Conversely, a significant number of reviewers report chronic understaffing and its downstream consequences: slow or no responses to call buttons, missed or delayed bathroom assistance, medication mistakes, poor hygiene care (long toenails, soiled bedding, beds soaked in urine), and family members who felt they had to be present 24/7 to ensure basic care. Some reviews make very serious allegations including unreported falls, bruises, sedation overdose, and even a death. There are detailed complaints of rude, dismissive, or unprofessional behavior from specific staff (a head nurse named Tanya is singled out in multiple complaints), and statements that management or corporate leadership had to be escalated to obtain improvements. These reports suggest inconsistent clinical oversight and troubling safety lapses in at least some units or shifts.
Facility and amenities receive generally favorable comments: many reviewers emphasize a beautiful, clean facility with attractive common areas, skylights, pianos, and pleasant smells (cookies/popcorn). Several reviews highlight apartment-style suites (in particular in certain wings), private bathrooms, small kitchenettes, patios or garden access, a hair salon, laundry services, and large TVs with age-appropriate programming. The grounds and views (including Rocky Mountains references) and fenced outdoor spaces are frequently praised. However, there are also notes of maintenance problems in places — rotting outdoor furniture, overgrown landscaping on the memory-care patio, and pockets of deterioration — indicating uneven upkeep across the property.
Dining and activities are another mixed area with many positive reports: outstanding food, restaurant-style dining, a chef who personally engages with residents, customizable meal options, and a broad activity calendar that includes outings, bingo, craft activities, chair yoga, and a daily paper with puzzles. That said, some reviewers called the food bland or limited and reported inconsistent meal delivery (meals not delivered to rooms on some days). Memory-care programming is noted positively by many (some even call it the best Alzheimer’s unit), yet other reviewers felt memory-care staffing and programming were inadequate or not matched to stated claims — a potential sign that quality varies by unit or by time.

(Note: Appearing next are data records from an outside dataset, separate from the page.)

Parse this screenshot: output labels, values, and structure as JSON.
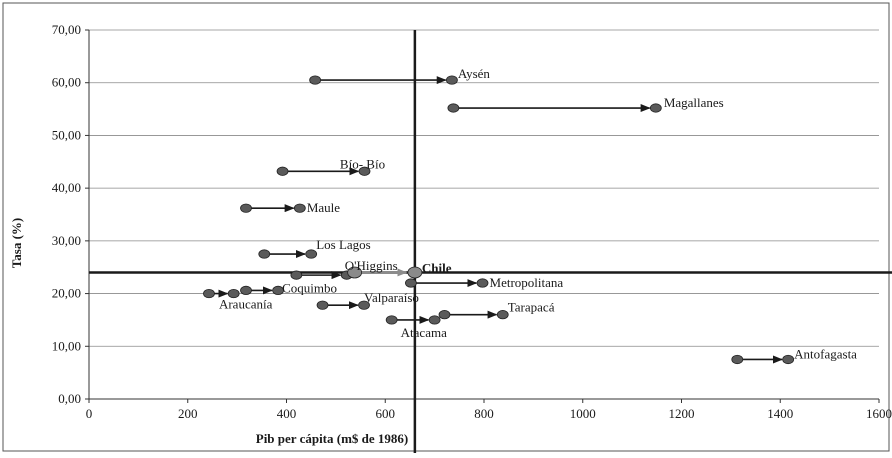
{
  "chart_data": {
    "type": "scatter",
    "title": "",
    "xlabel": "Pib per cápita (m$ de 1986)",
    "ylabel": "Tasa (%)",
    "xlim": [
      0,
      1600
    ],
    "ylim": [
      0,
      70
    ],
    "xticks": [
      "0",
      "200",
      "400",
      "600",
      "800",
      "1000",
      "1200",
      "1400",
      "1600"
    ],
    "yticks": [
      "0,00",
      "10,00",
      "20,00",
      "30,00",
      "40,00",
      "50,00",
      "60,00",
      "70,00"
    ],
    "grid": "horizontal",
    "reference_lines": {
      "x": 660,
      "y": 24
    },
    "regions": [
      {
        "name": "Aysén",
        "from": [
          458,
          60.5
        ],
        "to": [
          735,
          60.5
        ]
      },
      {
        "name": "Magallanes",
        "from": [
          738,
          55.2
        ],
        "to": [
          1148,
          55.2
        ]
      },
      {
        "name": "Bío- Bío",
        "from": [
          392,
          43.2
        ],
        "to": [
          558,
          43.2
        ]
      },
      {
        "name": "Maule",
        "from": [
          318,
          36.2
        ],
        "to": [
          427,
          36.2
        ]
      },
      {
        "name": "Los Lagos",
        "from": [
          355,
          27.5
        ],
        "to": [
          450,
          27.5
        ]
      },
      {
        "name": "O'Higgins",
        "from": [
          420,
          23.5
        ],
        "to": [
          522,
          23.5
        ]
      },
      {
        "name": "Metropolitana",
        "from": [
          652,
          22.0
        ],
        "to": [
          797,
          22.0
        ]
      },
      {
        "name": "Coquimbo",
        "from": [
          318,
          20.6
        ],
        "to": [
          383,
          20.6
        ]
      },
      {
        "name": "Araucanía",
        "from": [
          243,
          20.0
        ],
        "to": [
          293,
          20.0
        ]
      },
      {
        "name": "Valparaíso",
        "from": [
          473,
          17.8
        ],
        "to": [
          557,
          17.8
        ]
      },
      {
        "name": "Tarapacá",
        "from": [
          720,
          16.0
        ],
        "to": [
          838,
          16.0
        ]
      },
      {
        "name": "Atacama",
        "from": [
          613,
          15.0
        ],
        "to": [
          700,
          15.0
        ]
      },
      {
        "name": "Antofagasta",
        "from": [
          1313,
          7.5
        ],
        "to": [
          1416,
          7.5
        ]
      },
      {
        "name": "Chile",
        "from": [
          538,
          24.0
        ],
        "to": [
          660,
          24.0
        ]
      }
    ]
  }
}
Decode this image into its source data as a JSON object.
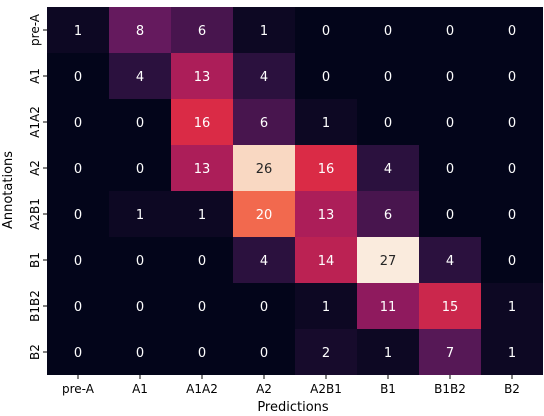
{
  "chart_data": {
    "type": "heatmap",
    "title": "",
    "xlabel": "Predictions",
    "ylabel": "Annotations",
    "x_categories": [
      "pre-A",
      "A1",
      "A1A2",
      "A2",
      "A2B1",
      "B1",
      "B1B2",
      "B2"
    ],
    "y_categories": [
      "pre-A",
      "A1",
      "A1A2",
      "A2",
      "A2B1",
      "B1",
      "B1B2",
      "B2"
    ],
    "values": [
      [
        1,
        8,
        6,
        1,
        0,
        0,
        0,
        0
      ],
      [
        0,
        4,
        13,
        4,
        0,
        0,
        0,
        0
      ],
      [
        0,
        0,
        16,
        6,
        1,
        0,
        0,
        0
      ],
      [
        0,
        0,
        13,
        26,
        16,
        4,
        0,
        0
      ],
      [
        0,
        1,
        1,
        20,
        13,
        6,
        0,
        0
      ],
      [
        0,
        0,
        0,
        4,
        14,
        27,
        4,
        0
      ],
      [
        0,
        0,
        0,
        0,
        1,
        11,
        15,
        1
      ],
      [
        0,
        0,
        0,
        0,
        2,
        1,
        7,
        1
      ]
    ],
    "colormap": "rocket",
    "grid": false,
    "colorbar": false
  }
}
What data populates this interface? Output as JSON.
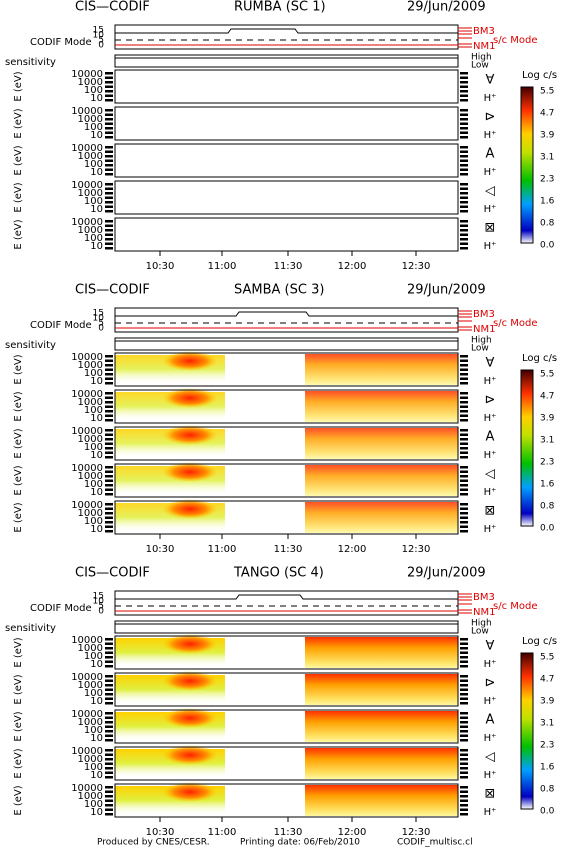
{
  "sections": [
    {
      "instrument": "CIS—CODIF",
      "spacecraft": "RUMBA (SC 1)",
      "date": "29/Jun/2009"
    },
    {
      "instrument": "CIS—CODIF",
      "spacecraft": "SAMBA (SC 3)",
      "date": "29/Jun/2009"
    },
    {
      "instrument": "CIS—CODIF",
      "spacecraft": "TANGO (SC 4)",
      "date": "29/Jun/2009"
    }
  ],
  "mode_label": "CODIF Mode",
  "mode_ticks": [
    "15",
    "10",
    "5",
    "0"
  ],
  "mode_names": [
    "BM3",
    "NM1"
  ],
  "mode_title": "s/c Mode",
  "sensitivity_label": "sensitivity",
  "sensitivity_levels": [
    "High",
    "Low"
  ],
  "energy_label": "E (eV)",
  "energy_ticks": [
    "10000",
    "1000",
    "100",
    "10"
  ],
  "directions": [
    "∀",
    "⊳",
    "A",
    "◁",
    "⊠"
  ],
  "species": "H⁺",
  "colorbar_title": "Log c/s",
  "colorbar_ticks": [
    "5.5",
    "4.7",
    "3.9",
    "3.1",
    "2.3",
    "1.6",
    "0.8",
    "0.0"
  ],
  "time_ticks": [
    "10:30",
    "11:00",
    "11:30",
    "12:00",
    "12:30"
  ],
  "footer": [
    "Produced by CNES/CESR.",
    "Printing date: 06/Feb/2010",
    "CODIF_multisc.cl"
  ]
}
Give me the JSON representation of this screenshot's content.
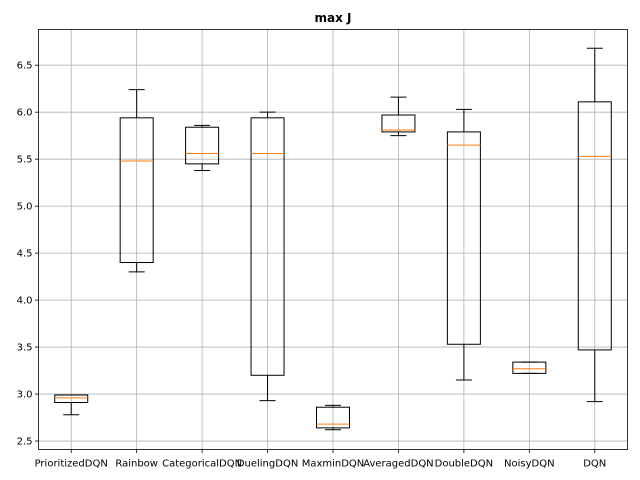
{
  "chart_data": {
    "type": "box",
    "title": "max J",
    "xlabel": "",
    "ylabel": "",
    "ylim": [
      2.41,
      6.88
    ],
    "yticks": [
      "2.5",
      "3.0",
      "3.5",
      "4.0",
      "4.5",
      "5.0",
      "5.5",
      "6.0",
      "6.5"
    ],
    "grid": true,
    "colors": {
      "box": "#000000",
      "median": "#ff7f0e",
      "grid": "#b0b0b0"
    },
    "categories": [
      "PrioritizedDQN",
      "Rainbow",
      "CategoricalDQN",
      "DuelingDQN",
      "MaxminDQN",
      "AveragedDQN",
      "DoubleDQN",
      "NoisyDQN",
      "DQN"
    ],
    "boxes": [
      {
        "name": "PrioritizedDQN",
        "whislo": 2.78,
        "q1": 2.91,
        "med": 2.96,
        "q3": 2.99,
        "whishi": 2.99
      },
      {
        "name": "Rainbow",
        "whislo": 4.3,
        "q1": 4.4,
        "med": 5.48,
        "q3": 5.94,
        "whishi": 6.24
      },
      {
        "name": "CategoricalDQN",
        "whislo": 5.38,
        "q1": 5.45,
        "med": 5.56,
        "q3": 5.84,
        "whishi": 5.86
      },
      {
        "name": "DuelingDQN",
        "whislo": 2.93,
        "q1": 3.2,
        "med": 5.56,
        "q3": 5.94,
        "whishi": 6.0
      },
      {
        "name": "MaxminDQN",
        "whislo": 2.62,
        "q1": 2.64,
        "med": 2.68,
        "q3": 2.86,
        "whishi": 2.88
      },
      {
        "name": "AveragedDQN",
        "whislo": 5.75,
        "q1": 5.79,
        "med": 5.81,
        "q3": 5.97,
        "whishi": 6.16
      },
      {
        "name": "DoubleDQN",
        "whislo": 3.15,
        "q1": 3.53,
        "med": 5.65,
        "q3": 5.79,
        "whishi": 6.03
      },
      {
        "name": "NoisyDQN",
        "whislo": 3.22,
        "q1": 3.22,
        "med": 3.27,
        "q3": 3.34,
        "whishi": 3.34
      },
      {
        "name": "DQN",
        "whislo": 2.92,
        "q1": 3.47,
        "med": 5.53,
        "q3": 6.11,
        "whishi": 6.68
      }
    ]
  }
}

Management, communication, and administration are clearly inconsistent in reviewers’ experiences. Several families compliment communication, responsive directors, long-standing administration, and transparent handling of issues. Others report cliquey culture, poor upper management, aggressive sales tactics during admission, billing disputes (including unexpected per-pill fees), and difficulty getting timely attention or corrective action. These divergent reports point to variability in leadership effectiveness or possible recent turnover impacting consistency.

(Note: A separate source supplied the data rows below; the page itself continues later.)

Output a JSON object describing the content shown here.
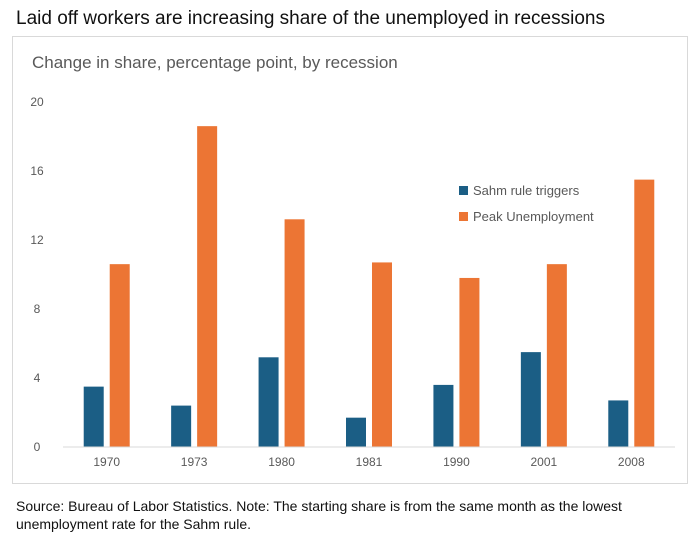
{
  "headline": "Laid off workers are increasing share of the unemployed in recessions",
  "source_note": "Source: Bureau of Labor Statistics. Note: The starting share is from the same month as the lowest unemployment rate for the Sahm rule.",
  "chart_data": {
    "type": "bar",
    "title": "Change in share, percentage point, by recession",
    "xlabel": "",
    "ylabel": "",
    "categories": [
      "1970",
      "1973",
      "1980",
      "1981",
      "1990",
      "2001",
      "2008"
    ],
    "series": [
      {
        "name": "Sahm rule triggers",
        "color": "#1b5e85",
        "values": [
          3.5,
          2.4,
          5.2,
          1.7,
          3.6,
          5.5,
          2.7
        ]
      },
      {
        "name": "Peak Unemployment",
        "color": "#ec7534",
        "values": [
          10.6,
          18.6,
          13.2,
          10.7,
          9.8,
          10.6,
          15.5
        ]
      }
    ],
    "ylim": [
      0,
      20
    ],
    "yticks": [
      "0",
      "4",
      "8",
      "12",
      "16",
      "20"
    ],
    "grid": false,
    "legend": "right"
  }
}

Safety and clinical reliability are the most consequential areas of concern. While some families describe reliable medical oversight (24/7 staff who monitor oxygen and coordinate with hospitals), the opposing set of reviews detail critical incidents: medication errors, delayed responses leading to hygiene issues, unreported falls, and even alleged overdose and death. Complaints about staff smoking in residents’ rooms, residents being yelled at, and staff talking about residents behind their backs further exacerbate safety and dignity concerns for vulnerable individuals.
In summary, reviewers paint a community that can provide exemplary, person-centered care, excellent food, engaging activities, and a warm, home-like environment when operations and staff align — but there are notable and recurrent reports of understaffing, inconsistent care, hygiene failures, management shortcomings, and serious safety incidents. The experience appears highly dependent on staffing levels, specific caregivers and leadership at particular times, and possibly the specific unit or wing (some wings are repeatedly praised while others are criticized). Prospective families should weigh both sets of experiences: verify current staffing ratios and turnover, request written policies on incident reporting and medication management, tour the specific memory unit, ask for references from current families, review billing/contract terms carefully, and monitor care closely after move-in to confirm that the positive attributes reported by many are reliably provided in their loved one’s unit.